By: Sarah Taylor, Solution Manager at TimeForge
If you’ve ever managed staff, you’re probably familiar with meal break laws. However, new legislation passed earlier this year makes these laws even more precise for businesses in California. Under the new law, employers can’t round meal break times to the nearest 5 or 10 minutes; meal period rounding is now illegal. Smart employers need a compliance plan to avoid facing legal action and fines. Here’s some important info about the new legislation – and how you can help your California customers stay compliant.
California Meal Break Laws
First, a little background about what the law already says about breaks in California:
Employers must give employees a 30 minute meal break, no later than 5 hours after their shift starts. After an employee works 10 hours, they’re entitled to another 30 minute break. Every 4 hours, employers have to give employees a 10 minute break. The breaks have to be uninterrupted time where the employee is completely free of work obligations. Employees can freely decide to work on their break, but if a case goes to court, it’s up to the employer to prove it was the employee’s choice. That’s why it’s important to get it in writing when employees waive their breaks.
Missed breaks, late breaks, or too-short breaks can mean fines for your California customers. If employees can’t take proper breaks, employers have to pay employees one hour of additional time at their current rate. In fact, your customers can be liable for up to 4 years of meal break fines if they haven’t been paying out premium wages! If it goes to court, fines and attorney fees could cost your customers as much as $520 per non-compliant meal break. It’s also important to note that Errors & Omissions Insurance and Liability insurance won’t cover these fines.
The New Ruling on Rounding
The supreme court ruling about rounding time was based on Donohue v. AMN Services, LLC, a court case involving a healthcare company that hired temporary nurses. The company was rounding shift times and break times to the nearest 10 minutes. For example, they’d count a meal break from 12:04 to 12:27 as 30 minutes, even though it’s only 23 minutes.
Why does it matter? The court ruled that for meal breaks, every minute counts. A 22 minute break is significantly shorter than a 30 minute one. AMN argued that their system balances out over time, since longer meal breaks are rounded down. But ultimately, the court decided that a longer meal break one day doesn’t make up for a shorter one on another day. It’s a health and safety issue, not a payment issue.
The result is that it’s now illegal to round time for meal breaks to the nearest time increment in California. Employers have to record exact meal break times and length, and rounded times create an assumption of fault. Rounding shift times might still be legal, but it’s probably not worth taking the chance.
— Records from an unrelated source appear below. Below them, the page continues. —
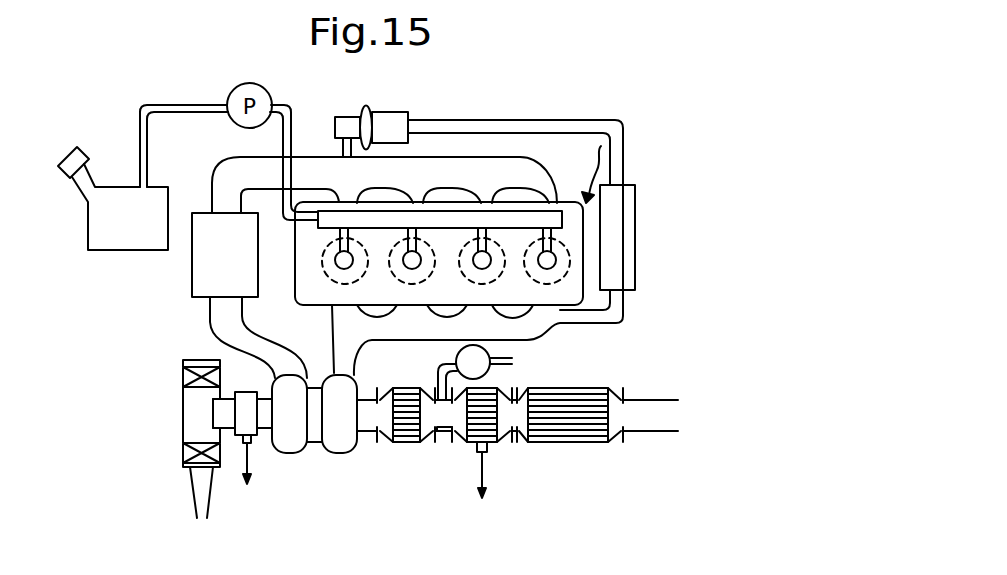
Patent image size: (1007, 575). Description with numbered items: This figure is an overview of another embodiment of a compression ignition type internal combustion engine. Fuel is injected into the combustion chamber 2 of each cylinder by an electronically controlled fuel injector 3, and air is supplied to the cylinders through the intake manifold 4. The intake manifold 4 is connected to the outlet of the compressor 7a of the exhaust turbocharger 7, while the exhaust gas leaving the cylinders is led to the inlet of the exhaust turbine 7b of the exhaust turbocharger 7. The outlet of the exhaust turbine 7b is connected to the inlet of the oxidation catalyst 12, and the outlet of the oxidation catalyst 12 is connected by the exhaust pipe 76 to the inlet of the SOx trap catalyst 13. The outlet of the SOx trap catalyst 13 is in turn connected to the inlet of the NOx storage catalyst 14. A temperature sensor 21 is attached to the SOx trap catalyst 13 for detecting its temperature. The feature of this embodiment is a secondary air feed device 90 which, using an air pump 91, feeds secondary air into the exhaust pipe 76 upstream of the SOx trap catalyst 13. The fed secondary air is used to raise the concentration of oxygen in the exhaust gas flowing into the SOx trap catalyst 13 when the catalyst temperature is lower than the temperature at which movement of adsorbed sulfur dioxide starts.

The combustion chamber 2 is at (330, 278).
The electronically controlled fuel injector 3 is at (334, 256).
The intake manifold 4 is at (525, 173).
The exhaust turbocharger 7 is at (311, 464).
The compressor 7a is at (288, 446).
The exhaust turbine 7b is at (342, 448).
The oxidation catalyst 12 is at (408, 443).
The SOx trap catalyst 13 is at (472, 443).
The NOx storage catalyst 14 is at (563, 437).
The temperature sensor 21 is at (487, 453).
The exhaust pipe 76 is at (443, 436).
The secondary air feed device 90 is at (426, 368).
The air pump 91 is at (492, 350).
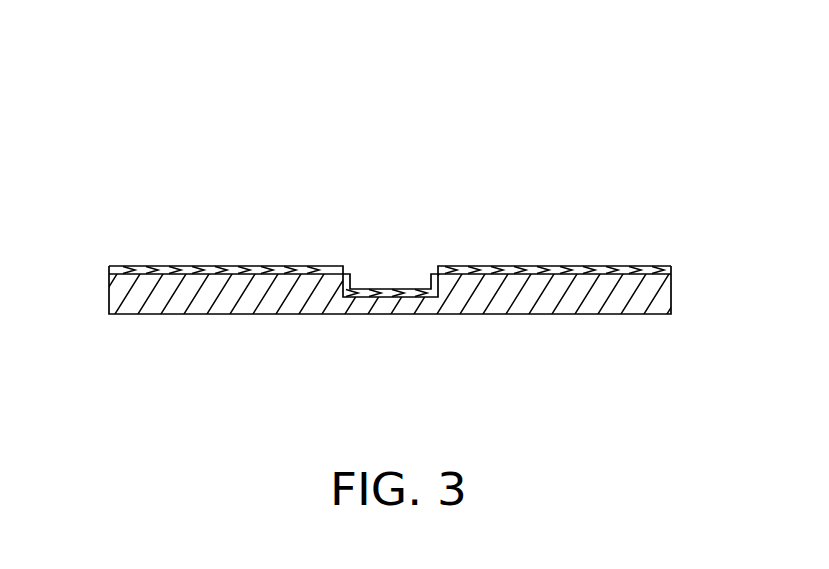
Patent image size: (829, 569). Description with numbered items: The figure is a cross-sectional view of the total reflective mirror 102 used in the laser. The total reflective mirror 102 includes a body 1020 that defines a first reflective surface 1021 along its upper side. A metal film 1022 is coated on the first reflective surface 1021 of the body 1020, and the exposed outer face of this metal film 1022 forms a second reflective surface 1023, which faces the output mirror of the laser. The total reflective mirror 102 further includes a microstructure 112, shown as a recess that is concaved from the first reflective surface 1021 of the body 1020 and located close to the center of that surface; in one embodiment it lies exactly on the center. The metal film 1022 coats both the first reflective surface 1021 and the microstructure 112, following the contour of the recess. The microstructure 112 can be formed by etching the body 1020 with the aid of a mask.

The total reflective mirror 102 is at (466, 76).
The body 1020 is at (658, 300).
The first reflective surface 1021 is at (131, 277).
The metal film 1022 is at (624, 270).
The second reflective surface 1023 is at (153, 257).
The microstructure 112 is at (402, 272).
How You Can Help Your Customers: 3 Steps to Compliance
The responsibility to keep accurate time always falls on your customer, the employer. If employees take legal action, it’s up to your customers to prove that their breaks are compliant. Every time there’s a record of a too-short meal break, rounded times, or no record at all, employers are liable. That means that inaccurate records can still cost employers, even if they’re giving employees proper breaks.
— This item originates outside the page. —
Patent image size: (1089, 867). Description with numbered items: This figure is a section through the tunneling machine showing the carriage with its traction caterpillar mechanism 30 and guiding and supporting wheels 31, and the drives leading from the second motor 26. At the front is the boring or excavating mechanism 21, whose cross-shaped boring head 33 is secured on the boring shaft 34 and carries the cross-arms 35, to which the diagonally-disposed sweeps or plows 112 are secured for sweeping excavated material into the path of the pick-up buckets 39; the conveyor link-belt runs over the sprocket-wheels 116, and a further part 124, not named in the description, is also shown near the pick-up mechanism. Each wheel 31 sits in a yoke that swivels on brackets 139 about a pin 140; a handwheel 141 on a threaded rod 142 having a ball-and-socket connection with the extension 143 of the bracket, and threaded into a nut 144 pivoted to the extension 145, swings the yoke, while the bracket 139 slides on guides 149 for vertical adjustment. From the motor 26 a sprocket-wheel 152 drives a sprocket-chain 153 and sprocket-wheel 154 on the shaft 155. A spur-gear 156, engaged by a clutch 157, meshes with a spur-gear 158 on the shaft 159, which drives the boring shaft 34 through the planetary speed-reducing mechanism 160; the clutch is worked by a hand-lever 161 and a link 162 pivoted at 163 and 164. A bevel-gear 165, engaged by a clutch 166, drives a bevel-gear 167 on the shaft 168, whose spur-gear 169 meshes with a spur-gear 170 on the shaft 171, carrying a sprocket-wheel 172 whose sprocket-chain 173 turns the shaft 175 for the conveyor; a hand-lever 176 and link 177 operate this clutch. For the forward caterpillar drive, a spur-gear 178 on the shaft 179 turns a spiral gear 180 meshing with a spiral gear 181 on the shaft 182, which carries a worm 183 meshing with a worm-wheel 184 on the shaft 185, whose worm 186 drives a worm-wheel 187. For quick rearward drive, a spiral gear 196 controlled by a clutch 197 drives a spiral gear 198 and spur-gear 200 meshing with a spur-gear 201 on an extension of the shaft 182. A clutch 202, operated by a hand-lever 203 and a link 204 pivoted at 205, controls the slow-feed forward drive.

Another problem is that it’s also pretty common for employees to take meal breaks late or cut them short. This is especially true in retail and service industries, where the unexpected happens all the time. For retailers, covering their legal bases is just as important as keeping their customers happy.
Here are three important steps your customers can take to become (and stay) compliant with California’s new meal break laws:
Step 1: Stop Rounding!
If your customers are rounding time, you should let them know that they need to stop and replace their systems with one that lets them calculate exact times. This includes exact records of clock-ins, clock-outs, meal periods, and rest breaks. The system should be able to track employee time down to the minute.
Step 2: Have a Compliance Plan
Your customers may not realize it, but they need to have a compliance plan. Having a compliance plan means having a system to monitor breaks and pay employees out for missed ones. A business’s compliance plan should include proper documentation of short, delayed, or missed breaks and an action plan for when they happen.
Step 3: Communicate the Compliance Plan
Your customers will need to train all management staff and employees on the importance of legal breaks and timekeeping. When an employer is starting a new compliance plan, explaining why it’s important will help everyone get on board. We recommend company-wide compliance training and certification, followed by attestations from employees that they understand and will abide by the plan.
Next Steps for Customers in California
The new time rounding legislation affects all industries, but it’s particularly important for retail and service industries to take note. Busy lunch rushes and retail holidays mean that sometimes missed breaks are an inevitability. But that doesn’t mean they have to be a liability for your customers.
Labor management platforms, such as TimeForge, can help retailers stay compliant with even the most complex California labor laws by:
- Automating meal and rest penalties so that when an employee is unable to take a break, they get an extra hour of pay automatically.
- Distributing and scheduling breaks so that they work for the law and for the business.
- Alerterting managers every time a break violation occurs, so that managers can take swift action.
- Preventing penalized shifts (e.g. “clopens”) from making it on to the schedule in the first place.